「『安もの買いの銭失い』だ」
矢野は、さすがに業者に文句を口にした。
「こら! なんでステンレスのスプーンの値が上がるんか」
そう言う矢野に、業者は言い返した。
「石油代が上がって段ボール代が上がったし、運賃も上がるんだから、原価が上がるのは当たり前だ。文句があるなら、買ってもらわんでもいい」
70年代のオイルショックと日本の小売業の変化によって、移動販売は急速に廃れ、仲間たちのほとんどが廃業した。
そんなとき、矢野は店頭である光景を目にした。
4、5人の客がいろいろ商品を見ているが、これがなかなか決まらない。
〈あー、早く買っていってくれないかな〉
矢野がそう思ったとき、その中のひとりが言った。
「ここでこんなもの買っても『安もの買いの銭失い』だ。帰ろう」
そう言って、みんなを連れて帰ってしまった。
「いいもん売ってやる!」
矢野に衝撃が走った。
「安もの買いの銭失い」
この言葉が、一番こたえた。
原価70円までのものを100円で売るのだから、たしかに品質に限界はある。
矢野は、泣き言を吐いた。
「もう、この商売、やめようか。『安もの買いの銭失い』って、今日も3回言われた」
そう言いつつも、矢野はやめなかった。
むしろ、矢野の心の中にはメラメラと悔しき炎が燃え上がった。
〈ちくしょう! どうせ儲からんのだし、いいもん売ってやる!〉
それからというもの利益を度外視し、原価を思いきり上げた。原価70円で抑えるところ80円にまで上げた。時には98円のものを100円で売った。

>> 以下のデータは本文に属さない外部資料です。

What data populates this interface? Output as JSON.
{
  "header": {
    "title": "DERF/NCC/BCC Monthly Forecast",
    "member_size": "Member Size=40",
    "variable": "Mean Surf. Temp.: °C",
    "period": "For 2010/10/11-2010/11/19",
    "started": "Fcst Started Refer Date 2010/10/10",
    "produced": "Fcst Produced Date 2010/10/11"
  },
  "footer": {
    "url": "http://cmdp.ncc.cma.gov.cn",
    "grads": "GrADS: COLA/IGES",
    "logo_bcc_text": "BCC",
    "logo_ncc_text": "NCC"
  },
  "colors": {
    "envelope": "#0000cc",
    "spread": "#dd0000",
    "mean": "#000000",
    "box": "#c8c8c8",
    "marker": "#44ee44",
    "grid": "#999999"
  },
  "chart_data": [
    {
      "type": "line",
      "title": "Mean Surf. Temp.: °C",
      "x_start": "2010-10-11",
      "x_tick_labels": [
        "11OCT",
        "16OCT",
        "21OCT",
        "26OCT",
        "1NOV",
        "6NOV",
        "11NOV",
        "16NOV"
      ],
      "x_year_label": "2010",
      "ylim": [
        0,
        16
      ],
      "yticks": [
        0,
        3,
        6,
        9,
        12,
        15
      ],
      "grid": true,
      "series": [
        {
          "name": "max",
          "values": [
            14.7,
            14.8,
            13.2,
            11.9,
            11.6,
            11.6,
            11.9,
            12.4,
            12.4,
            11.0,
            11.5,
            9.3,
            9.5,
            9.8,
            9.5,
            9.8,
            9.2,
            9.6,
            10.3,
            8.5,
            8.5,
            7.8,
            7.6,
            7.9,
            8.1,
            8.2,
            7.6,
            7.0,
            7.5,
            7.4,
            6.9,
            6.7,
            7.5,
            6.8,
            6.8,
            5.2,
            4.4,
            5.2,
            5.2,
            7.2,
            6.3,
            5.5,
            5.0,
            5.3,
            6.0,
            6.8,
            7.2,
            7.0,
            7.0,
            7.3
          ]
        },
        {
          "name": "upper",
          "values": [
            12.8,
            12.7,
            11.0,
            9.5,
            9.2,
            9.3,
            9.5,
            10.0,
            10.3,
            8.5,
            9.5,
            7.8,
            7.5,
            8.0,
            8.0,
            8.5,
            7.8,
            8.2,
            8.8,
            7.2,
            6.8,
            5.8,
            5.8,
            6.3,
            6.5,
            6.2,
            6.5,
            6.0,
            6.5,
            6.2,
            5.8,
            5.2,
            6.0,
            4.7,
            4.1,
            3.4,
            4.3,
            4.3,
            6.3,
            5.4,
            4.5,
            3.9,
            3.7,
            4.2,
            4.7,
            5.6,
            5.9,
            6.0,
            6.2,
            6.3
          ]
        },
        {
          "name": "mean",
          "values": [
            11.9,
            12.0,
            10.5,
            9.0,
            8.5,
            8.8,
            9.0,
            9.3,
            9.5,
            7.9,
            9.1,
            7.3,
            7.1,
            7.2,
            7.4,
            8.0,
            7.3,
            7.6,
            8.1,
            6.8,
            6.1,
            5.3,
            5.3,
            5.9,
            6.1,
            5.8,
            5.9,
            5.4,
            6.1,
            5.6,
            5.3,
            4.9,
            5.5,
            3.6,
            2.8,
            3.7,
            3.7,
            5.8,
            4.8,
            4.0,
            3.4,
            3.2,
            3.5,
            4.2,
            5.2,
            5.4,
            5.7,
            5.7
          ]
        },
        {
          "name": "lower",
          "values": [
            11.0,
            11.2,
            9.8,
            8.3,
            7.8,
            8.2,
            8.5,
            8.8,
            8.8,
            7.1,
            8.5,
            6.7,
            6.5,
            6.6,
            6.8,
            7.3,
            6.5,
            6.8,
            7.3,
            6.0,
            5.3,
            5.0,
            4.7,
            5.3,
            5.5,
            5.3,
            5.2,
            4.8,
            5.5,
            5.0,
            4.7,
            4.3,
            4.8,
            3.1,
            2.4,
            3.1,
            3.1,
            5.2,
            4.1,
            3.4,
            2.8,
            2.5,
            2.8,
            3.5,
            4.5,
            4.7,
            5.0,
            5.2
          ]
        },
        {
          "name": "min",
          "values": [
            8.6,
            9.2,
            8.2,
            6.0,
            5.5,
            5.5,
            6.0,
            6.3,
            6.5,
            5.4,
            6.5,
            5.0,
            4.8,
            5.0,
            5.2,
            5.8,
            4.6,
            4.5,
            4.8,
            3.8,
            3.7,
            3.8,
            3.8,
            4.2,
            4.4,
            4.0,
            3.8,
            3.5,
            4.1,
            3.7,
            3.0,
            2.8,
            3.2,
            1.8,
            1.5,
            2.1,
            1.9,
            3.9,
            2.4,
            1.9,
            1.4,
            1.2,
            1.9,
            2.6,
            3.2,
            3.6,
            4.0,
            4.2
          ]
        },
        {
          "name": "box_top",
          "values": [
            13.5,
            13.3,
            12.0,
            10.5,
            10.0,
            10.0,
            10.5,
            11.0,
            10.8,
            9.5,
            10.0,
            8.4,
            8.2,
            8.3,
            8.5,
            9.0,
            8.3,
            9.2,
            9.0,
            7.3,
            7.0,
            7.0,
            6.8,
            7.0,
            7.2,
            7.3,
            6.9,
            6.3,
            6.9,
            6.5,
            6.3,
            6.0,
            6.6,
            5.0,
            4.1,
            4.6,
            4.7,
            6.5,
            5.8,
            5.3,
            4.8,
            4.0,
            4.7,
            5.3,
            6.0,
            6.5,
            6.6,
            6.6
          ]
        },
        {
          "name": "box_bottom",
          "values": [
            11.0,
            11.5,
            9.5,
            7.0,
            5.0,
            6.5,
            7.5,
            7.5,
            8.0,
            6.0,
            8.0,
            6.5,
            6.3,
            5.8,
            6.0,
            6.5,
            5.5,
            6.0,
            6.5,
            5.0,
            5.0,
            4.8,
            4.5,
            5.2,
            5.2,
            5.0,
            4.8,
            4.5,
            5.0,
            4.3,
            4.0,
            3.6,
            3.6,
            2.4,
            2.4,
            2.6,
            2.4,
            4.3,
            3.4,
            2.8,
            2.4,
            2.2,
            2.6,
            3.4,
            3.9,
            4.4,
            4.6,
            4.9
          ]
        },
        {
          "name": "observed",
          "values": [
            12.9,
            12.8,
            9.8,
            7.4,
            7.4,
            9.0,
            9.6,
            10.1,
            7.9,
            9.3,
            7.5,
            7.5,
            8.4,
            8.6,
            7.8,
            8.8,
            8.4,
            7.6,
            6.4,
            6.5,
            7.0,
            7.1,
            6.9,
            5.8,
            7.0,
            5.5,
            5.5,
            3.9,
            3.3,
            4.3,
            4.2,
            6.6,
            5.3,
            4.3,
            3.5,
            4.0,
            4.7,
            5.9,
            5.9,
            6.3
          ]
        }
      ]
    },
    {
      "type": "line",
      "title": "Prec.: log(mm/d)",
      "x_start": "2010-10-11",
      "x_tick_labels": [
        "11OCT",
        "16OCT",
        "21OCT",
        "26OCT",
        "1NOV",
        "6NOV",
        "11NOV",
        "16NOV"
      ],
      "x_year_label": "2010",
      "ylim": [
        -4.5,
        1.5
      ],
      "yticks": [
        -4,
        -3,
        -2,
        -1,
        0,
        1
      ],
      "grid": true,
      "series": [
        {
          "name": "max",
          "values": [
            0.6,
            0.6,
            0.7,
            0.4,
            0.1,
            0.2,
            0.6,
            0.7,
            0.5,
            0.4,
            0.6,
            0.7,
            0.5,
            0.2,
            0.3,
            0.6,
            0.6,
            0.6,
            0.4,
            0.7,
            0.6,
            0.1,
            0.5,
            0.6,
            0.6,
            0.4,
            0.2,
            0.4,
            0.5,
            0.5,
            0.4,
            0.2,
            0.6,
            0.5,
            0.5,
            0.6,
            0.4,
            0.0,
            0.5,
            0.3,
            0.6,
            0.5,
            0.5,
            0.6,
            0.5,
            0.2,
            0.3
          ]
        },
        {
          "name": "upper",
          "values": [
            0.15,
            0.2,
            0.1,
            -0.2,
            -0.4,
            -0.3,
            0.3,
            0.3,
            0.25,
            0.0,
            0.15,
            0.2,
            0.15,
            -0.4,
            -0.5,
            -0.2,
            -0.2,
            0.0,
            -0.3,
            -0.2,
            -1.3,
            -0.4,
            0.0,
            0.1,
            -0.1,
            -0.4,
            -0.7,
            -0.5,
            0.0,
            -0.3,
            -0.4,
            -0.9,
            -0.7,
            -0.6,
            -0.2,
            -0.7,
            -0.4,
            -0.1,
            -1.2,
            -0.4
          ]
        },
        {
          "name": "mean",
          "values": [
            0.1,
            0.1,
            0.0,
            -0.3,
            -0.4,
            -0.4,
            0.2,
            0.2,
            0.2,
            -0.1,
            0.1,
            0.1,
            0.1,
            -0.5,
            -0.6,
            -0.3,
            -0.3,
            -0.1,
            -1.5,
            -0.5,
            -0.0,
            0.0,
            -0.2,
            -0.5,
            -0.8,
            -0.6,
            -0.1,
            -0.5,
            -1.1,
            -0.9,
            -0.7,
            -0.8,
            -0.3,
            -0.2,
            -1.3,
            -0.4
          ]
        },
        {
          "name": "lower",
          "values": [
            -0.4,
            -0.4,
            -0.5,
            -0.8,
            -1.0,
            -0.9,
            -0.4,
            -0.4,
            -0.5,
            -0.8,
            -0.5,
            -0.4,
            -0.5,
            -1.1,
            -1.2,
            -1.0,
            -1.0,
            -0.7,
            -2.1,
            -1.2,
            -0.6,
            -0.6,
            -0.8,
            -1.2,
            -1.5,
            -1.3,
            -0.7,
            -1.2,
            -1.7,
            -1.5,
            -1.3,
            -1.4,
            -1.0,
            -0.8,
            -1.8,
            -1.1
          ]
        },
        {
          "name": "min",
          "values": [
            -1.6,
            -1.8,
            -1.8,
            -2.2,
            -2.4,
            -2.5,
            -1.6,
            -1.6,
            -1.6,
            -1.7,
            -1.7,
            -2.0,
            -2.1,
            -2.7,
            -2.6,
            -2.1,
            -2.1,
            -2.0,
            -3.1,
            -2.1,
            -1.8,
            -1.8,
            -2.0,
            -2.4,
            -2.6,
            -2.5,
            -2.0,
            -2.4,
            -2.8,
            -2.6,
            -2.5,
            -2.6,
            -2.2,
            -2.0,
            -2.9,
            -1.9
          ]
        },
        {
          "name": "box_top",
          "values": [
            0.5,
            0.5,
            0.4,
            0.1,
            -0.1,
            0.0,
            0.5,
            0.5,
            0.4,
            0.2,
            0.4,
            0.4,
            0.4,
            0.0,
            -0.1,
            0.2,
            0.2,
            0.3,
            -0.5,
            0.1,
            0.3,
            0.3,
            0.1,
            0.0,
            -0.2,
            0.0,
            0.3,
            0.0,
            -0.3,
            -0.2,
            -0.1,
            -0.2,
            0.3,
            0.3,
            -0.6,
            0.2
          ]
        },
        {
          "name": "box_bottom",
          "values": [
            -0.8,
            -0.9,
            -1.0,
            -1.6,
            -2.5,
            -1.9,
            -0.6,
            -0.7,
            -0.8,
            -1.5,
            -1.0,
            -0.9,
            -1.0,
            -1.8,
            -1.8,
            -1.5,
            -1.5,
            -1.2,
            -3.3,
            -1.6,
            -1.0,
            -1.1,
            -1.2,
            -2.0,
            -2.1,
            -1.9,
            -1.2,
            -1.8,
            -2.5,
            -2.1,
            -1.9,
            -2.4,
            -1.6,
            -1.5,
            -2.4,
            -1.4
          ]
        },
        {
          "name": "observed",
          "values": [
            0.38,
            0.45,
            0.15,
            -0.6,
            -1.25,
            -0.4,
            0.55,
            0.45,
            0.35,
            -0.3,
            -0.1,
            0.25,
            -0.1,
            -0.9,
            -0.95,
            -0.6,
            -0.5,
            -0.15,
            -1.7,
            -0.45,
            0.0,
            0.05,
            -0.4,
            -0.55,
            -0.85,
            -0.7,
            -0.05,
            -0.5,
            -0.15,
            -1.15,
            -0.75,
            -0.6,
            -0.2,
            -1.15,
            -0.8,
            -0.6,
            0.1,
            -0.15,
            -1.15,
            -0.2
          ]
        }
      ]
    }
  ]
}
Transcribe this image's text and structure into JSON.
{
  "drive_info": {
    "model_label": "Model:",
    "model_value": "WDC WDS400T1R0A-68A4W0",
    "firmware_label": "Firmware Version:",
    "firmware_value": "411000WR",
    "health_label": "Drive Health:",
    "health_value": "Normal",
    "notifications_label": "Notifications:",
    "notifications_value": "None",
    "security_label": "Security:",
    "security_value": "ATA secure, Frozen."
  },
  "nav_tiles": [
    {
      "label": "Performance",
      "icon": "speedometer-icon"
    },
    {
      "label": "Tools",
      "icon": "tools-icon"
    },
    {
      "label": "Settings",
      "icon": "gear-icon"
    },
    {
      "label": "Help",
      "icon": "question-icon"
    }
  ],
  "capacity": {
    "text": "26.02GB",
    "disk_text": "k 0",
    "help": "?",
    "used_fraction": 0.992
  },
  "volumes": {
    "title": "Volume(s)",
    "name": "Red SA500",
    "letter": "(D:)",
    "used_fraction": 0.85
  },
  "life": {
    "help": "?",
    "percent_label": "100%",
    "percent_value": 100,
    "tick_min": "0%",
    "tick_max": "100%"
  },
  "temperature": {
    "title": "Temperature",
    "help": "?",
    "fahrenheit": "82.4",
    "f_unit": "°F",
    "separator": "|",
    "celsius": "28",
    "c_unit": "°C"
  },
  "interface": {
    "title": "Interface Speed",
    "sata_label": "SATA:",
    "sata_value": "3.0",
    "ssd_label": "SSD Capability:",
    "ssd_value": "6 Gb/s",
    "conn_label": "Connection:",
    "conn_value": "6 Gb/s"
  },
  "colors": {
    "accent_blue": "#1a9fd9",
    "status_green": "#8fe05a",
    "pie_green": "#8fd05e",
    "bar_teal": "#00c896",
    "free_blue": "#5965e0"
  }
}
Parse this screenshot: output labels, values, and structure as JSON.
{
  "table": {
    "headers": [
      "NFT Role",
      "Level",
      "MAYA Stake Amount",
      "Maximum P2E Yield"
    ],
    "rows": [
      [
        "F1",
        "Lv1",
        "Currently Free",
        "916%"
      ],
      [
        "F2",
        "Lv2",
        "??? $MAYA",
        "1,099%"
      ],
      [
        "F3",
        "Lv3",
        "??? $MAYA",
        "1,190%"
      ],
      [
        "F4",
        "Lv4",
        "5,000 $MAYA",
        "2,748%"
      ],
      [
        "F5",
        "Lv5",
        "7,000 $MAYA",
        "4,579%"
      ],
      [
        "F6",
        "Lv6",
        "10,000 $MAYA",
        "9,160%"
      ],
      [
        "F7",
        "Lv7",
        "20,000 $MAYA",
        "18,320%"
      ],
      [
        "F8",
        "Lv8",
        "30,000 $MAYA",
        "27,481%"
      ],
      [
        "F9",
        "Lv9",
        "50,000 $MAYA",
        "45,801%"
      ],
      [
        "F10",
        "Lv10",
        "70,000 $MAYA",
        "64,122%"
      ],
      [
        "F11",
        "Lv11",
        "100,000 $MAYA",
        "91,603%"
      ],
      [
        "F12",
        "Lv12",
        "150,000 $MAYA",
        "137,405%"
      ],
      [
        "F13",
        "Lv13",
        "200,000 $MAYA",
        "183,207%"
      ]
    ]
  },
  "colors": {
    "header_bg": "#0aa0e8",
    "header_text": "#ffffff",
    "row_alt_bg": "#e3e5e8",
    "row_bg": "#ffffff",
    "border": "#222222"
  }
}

たちまち、客の目つきが変わるのが、矢野にはわかった。
「わっ、これも100円! これも100円!」
客の素直な反応が、矢野にとっての励みになっていった。
〈自分の儲けを考えていたら、商売なんてできん。ワシは、客が驚く姿が見たかったんじャ。客が喜んでくれればそれでええ。その分、ワシは売って売って儲けを出すんじャ〉
矢野商店は、あっというまに全国の同業者の中で一番売れる店になっていった。
と同時に、じょじょに多くの従業員を抱えられるようになっていった。
「矢野さんとこは、商品がいい」
評判が評判を呼び、大手スーパーからも引き合いがくるようになった。
しかし、売上と商品数が増えるにつれ、従業員は疲弊していった。